We did not find any association between the severity of diarrhoea and genotypes of the rotavirus, unlike previous studies which reported that children infected with G1 strains had a greater risk of developing severe diarrhoea than children infected with other rotavirus strains [5, 18].

The strengths of this study include the use of a standardized protocol across the sites and laboratory confirmation of rotavirus diarrhoea in a single reference laboratory. The difficulty in extrapolating the data from 7 sites to the whole Indian population can be a potential limitation of the study, but previous studies have shown that data tend to be similar across the country [3].

To summarize, this study highlights the ongoing high prevalence of rotavirus disease in India and the change in circulating rotavirus strains across sites.
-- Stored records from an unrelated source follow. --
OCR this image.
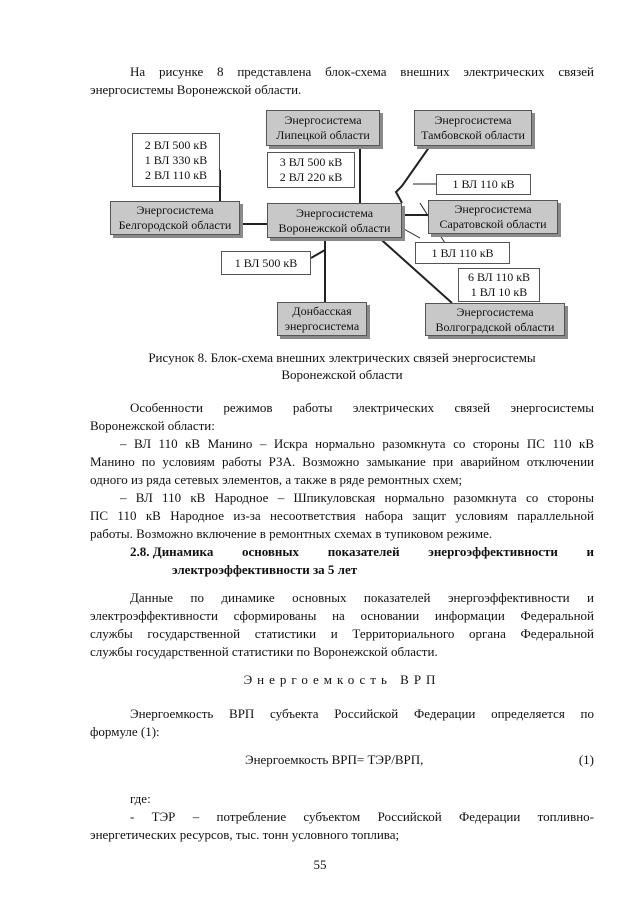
На рисунке 8 представлена блок-схема внешних электрических связей
энергосистемы Воронежской области.

Энергосистема
Липецкой области
Энергосистема
Тамбовской области
Энергосистема
Белгородской области
Энергосистема
Воронежской области
Энергосистема
Саратовской области
Донбасская
энергосистема
Энергосистема
Волгоградской области
2 ВЛ 500 кВ
1 ВЛ 330 кВ
2 ВЛ 110 кВ
3 ВЛ 500 кВ
2 ВЛ 220 кВ	1 ВЛ 110 кВ
1 ВЛ 110 кВ
1 ВЛ 500 кВ
6 ВЛ 110 кВ
1 ВЛ 10 кВ
Рисунок 8. Блок-схема внешних электрических связей энергосистемы
Воронежской области

Особенности режимов работы электрических связей энергосистемы
Воронежской области:
– ВЛ 110 кВ Манино – Искра нормально разомкнута со стороны ПС 110 кВ
Манино по условиям работы РЗА. Возможно замыкание при аварийном отключении
одного из ряда сетевых элементов, а также в ряде ремонтных схем;
– ВЛ 110 кВ Народное – Шпикуловская нормально разомкнута со стороны
ПС 110 кВ Народное из-за несоответствия набора защит условиям параллельной
работы. Возможно включение в ремонтных схемах в тупиковом режиме.

2.8. Динамика основных показателей энергоэффективности и
электроэффективности за 5 лет

Данные по динамике основных показателей энергоэффективности и
электроэффективности сформированы на основании информации Федеральной
службы государственной статистики и Территориального органа Федеральной
службы государственной статистики по Воронежской области.

Энергоемкость ВРП

Энергоемкость ВРП субъекта Российской Федерации определяется по
формуле (1):

Энергоемкость ВРП= ТЭР/ВРП,	(1)

где:
- ТЭР – потребление субъектом Российской Федерации топливно-
энергетических ресурсов, тыс. тонн условного топлива;

55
The study demonstrates the continued circulation of G9 and G12 strains and the emergence of G3P[8] from 2015 onwards. With new vaccines and the recent introduction of the indigenous oral rotavirus vaccine into the national immunization schedule in nine Indian states by the Government of India, ongoing surveillance is important to interpret the rotavirus epidemiology and evaluation of vaccine effectiveness against a broad range of serotypes, thus assessing the impact of vaccination.